I'll add in my perspective as well. I do agree with most of the information contained in this thread, but some of the information seems a bit misplaced.
First, the Vault survey is not the best way to go about choosing a firm. This has been said. Unlike even U.S. News, the information that produces the Vault survey is entirely based on responses from practicing attorneys. In a way, this could produce an accurate result, but my experience suggests that the majority of partners and associates don't respond to the survey and thus, the low response rate does it in. Furthermore, the survey doesn't allow respondents to rank firms, you simply attach a numerical value (from 1 to 10) based on the prestige of the firm. When you take the survey you cycle through screen after screen of firms (we are talking 100+ firms) and by the time you assign a value to the last firm you've probably forgotten what you've assigned to 70% of the other firms. You don't have to assign a value if you don't know the firm. Thus, what you get is associates assigning values based on previous year's results. For example, "I know Wachtell is the #1 vault firm from last year. I have never worked on a case/deal with Wachtell, but because they have such high PPP and they were #1 last year, I am going to mark them as a 10 for prestige." I do agree that it is a general yardstick for firm prestige, but what most law students should be focusing on is practice areas (if you know what you want to do).
The Chambers guide (the actual guide as opposed to the chambers associates guide/website) is the best resource out there. As others have stated, you can see which firms are actually the best at what they do. So Firm X may have a band 1 ranked M&A practice, but not be ranked in Real Estate. If you really want to do real estate, then it wouldn't make sense to go to Firm X when Firm Y has a much better reputation in that field. This directly plays into exit opportunities (discussed more below). More reputable practices have better clients and better work, which will yield better exit opportunities down the road.
2.For QoL issues, I would turn to the Vault Associate surveys. While not perfect (see low response rate issue above), these surveys are the only measurement of how associates rate their experiences at firms. My experience is that firms encourage their associates to fill out these surveys. A high response rate should yield a relatively accurate picture of firm life.
Also, the Chambers Associates guide is decent here (along with ABL's/Lateral Link's career center). Note that these guides are produced by interviewing existing associates at the various firms. The companies then aggregate data and decide on a "story" to tell about the various firms. They may not be wholly representative.
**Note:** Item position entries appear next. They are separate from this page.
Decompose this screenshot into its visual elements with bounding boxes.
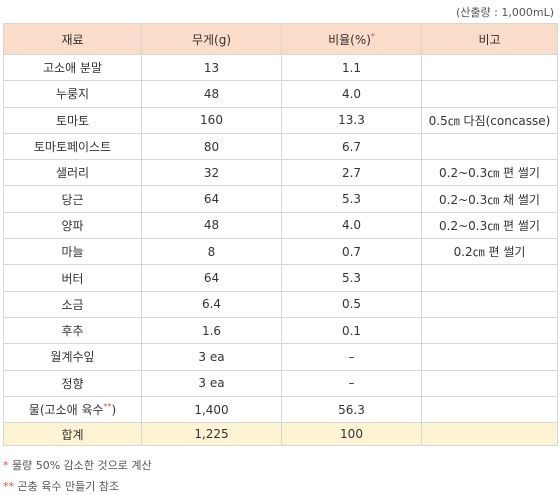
footnote-2-text: 곤충 육수 만들기 참조 [14,480,120,493]
ingredient-label: 물(고소애 육수 [28,403,104,417]
table-row: 샐러리 32 2.7 0.2~0.3㎝ 편 썰기 [3,159,558,187]
table-row: 토마토페이스트 80 6.7 [3,132,558,161]
cell-ingredient: 소금 [3,290,142,318]
cell-ratio: – [281,369,422,397]
cell-remarks [421,290,558,318]
footnote-1-text: 물량 50% 감소한 것으로 계산 [8,459,152,472]
cell-weight: 48 [141,80,282,108]
yield-label: (산출량 : 1,000mL) [456,6,554,19]
table-row: 토마토 160 13.3 0.5㎝ 다짐(concasse) [3,106,558,134]
cell-weight: 13 [141,53,282,82]
cell-weight: 80 [141,132,282,161]
cell-remarks: 0.2~0.3㎝ 편 썰기 [421,159,558,187]
cell-ratio: 0.7 [281,238,422,266]
header-ratio-label: 비율(%) [328,32,371,47]
cell-ingredient: 양파 [3,211,142,240]
cell-ratio: 2.7 [281,159,422,187]
cell-ingredient: 당근 [3,185,142,213]
cell-ratio: 0.5 [281,290,422,318]
cell-ratio: 5.3 [281,185,422,213]
cell-ingredient: 샐러리 [3,159,142,187]
cell-remarks [421,80,558,108]
table-row: 후추 1.6 0.1 [3,316,558,345]
recipe-table: 재료 무게(g) 비율(%)* 비고 고소애 분말 13 1.1 누룽지 48 4.0 토마… [3,23,558,447]
cell-weight: 32 [141,159,282,187]
ingredient-mark: ** [103,402,112,411]
cell-ratio: 4.0 [281,211,422,240]
cell-remarks [421,395,558,424]
footnote-1-mark: * [3,459,9,472]
cell-weight: 3 ea [141,369,282,397]
cell-remarks [421,316,558,345]
total-ratio: 100 [281,422,422,447]
header-ratio-mark: * [370,31,375,41]
cell-remarks [421,369,558,397]
footnote-1: * 물량 50% 감소한 것으로 계산 [3,457,152,473]
cell-weight: 64 [141,264,282,292]
cell-ingredient: 물(고소애 육수**) [3,395,142,424]
cell-weight: 1,400 [141,395,282,424]
cell-ratio: 56.3 [281,395,422,424]
cell-ingredient: 정향 [3,369,142,397]
total-weight: 1,225 [141,422,282,447]
cell-remarks [421,343,558,371]
cell-ratio: 5.3 [281,264,422,292]
total-ingredient: 합계 [3,422,142,447]
cell-weight: 1.6 [141,316,282,345]
table-row: 정향 3 ea – [3,369,558,397]
footnote-2-mark: ** [3,480,14,493]
cell-weight: 160 [141,106,282,134]
cell-remarks: 0.2~0.3㎝ 편 썰기 [421,211,558,240]
cell-remarks: 0.2~0.3㎝ 채 썰기 [421,185,558,213]
table-row: 버터 64 5.3 [3,264,558,292]
header-remarks: 비고 [421,23,558,55]
cell-ingredient: 토마토 [3,106,142,134]
cell-remarks [421,132,558,161]
total-remarks [421,422,558,447]
cell-ratio: – [281,343,422,371]
cell-ratio: 13.3 [281,106,422,134]
table-row: 소금 6.4 0.5 [3,290,558,318]
table-row: 누룽지 48 4.0 [3,80,558,108]
header-ratio: 비율(%)* [281,23,422,55]
cell-remarks [421,264,558,292]
cell-ratio: 0.1 [281,316,422,345]
cell-remarks [421,53,558,82]
cell-weight: 64 [141,185,282,213]
cell-ratio: 6.7 [281,132,422,161]
table-row: 양파 48 4.0 0.2~0.3㎝ 편 썰기 [3,211,558,240]
table-row: 당근 64 5.3 0.2~0.3㎝ 채 썰기 [3,185,558,213]
cell-remarks: 0.5㎝ 다짐(concasse) [421,106,558,134]
header-ingredient: 재료 [3,23,142,55]
cell-ingredient: 월계수잎 [3,343,142,371]
cell-ingredient: 고소애 분말 [3,53,142,82]
cell-weight: 48 [141,211,282,240]
cell-ingredient: 버터 [3,264,142,292]
cell-ingredient: 후추 [3,316,142,345]
table-row: 고소애 분말 13 1.1 [3,53,558,82]
cell-weight: 8 [141,238,282,266]
cell-ratio: 4.0 [281,80,422,108]
cell-weight: 3 ea [141,343,282,371]
footnote-2: ** 곤충 육수 만들기 참조 [3,478,119,494]
header-row: 재료 무게(g) 비율(%)* 비고 [3,23,558,55]
cell-ratio: 1.1 [281,53,422,82]
ingredient-close: ) [111,403,117,417]
cell-weight: 6.4 [141,290,282,318]
table-row: 마늘 8 0.7 0.2㎝ 편 썰기 [3,238,558,266]
table-row: 월계수잎 3 ea – [3,343,558,371]
cell-ingredient: 누룽지 [3,80,142,108]
table-row: 물(고소애 육수**) 1,400 56.3 [3,395,558,424]
cell-ingredient: 토마토페이스트 [3,132,142,161]
cell-ingredient: 마늘 [3,238,142,266]
header-weight: 무게(g) [141,23,282,55]
cell-remarks: 0.2㎝ 편 썰기 [421,238,558,266]
total-row: 합계 1,225 100 [3,422,558,447]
QoL at bigfirms is less about pure number of hours worked and more about how much an associate can control her/his work. For example, junior associates will undoubtedly work late nights and on weekends and thus, the question to answer is whether the firm allows/encourages associates to work from home on weekends or late nights. Many firms don't care where you work so long as you get your work done, however, other firms expect juniors to be in the office when they work. This is difficult to determine, especially as a law school student, but reaching out/networking with current junior associates is important. One caveat is that this is more of a practice group/partner issue and not generally consistent on a firm wide basis.
3. Exit opportunities. In order for exit opportunities to be an issue, most associates need 3-5 years of experience. Few if any associates that have less than 4-5 years of experience will be lateraling in-house at a client. It is more likely that that associate will lateral to a non-client of the firm. Clients hire from law firms when they have experience working with an associate and have confidence in/trust that associate. Generally, the V10s-20s will offer superior exit opportunities to V30s and above in so far as the opportunities themselves will be better. You are more likely to land at a Fortune 500 company or large bank than if you are at a more prestige firm. The reason is that you've worked on deals/matters that routinely occur at these companies and banks so the theory is that you are more likely to hit the ground running than if you worked at a less prestige firm that did more commodity type work. The other reason is that the people who are in charge of hiring at these places likely worked at the top firms and therefore, they want the "best" people working under them. This may or may not be true, but it is the way that lateral hiring occurs.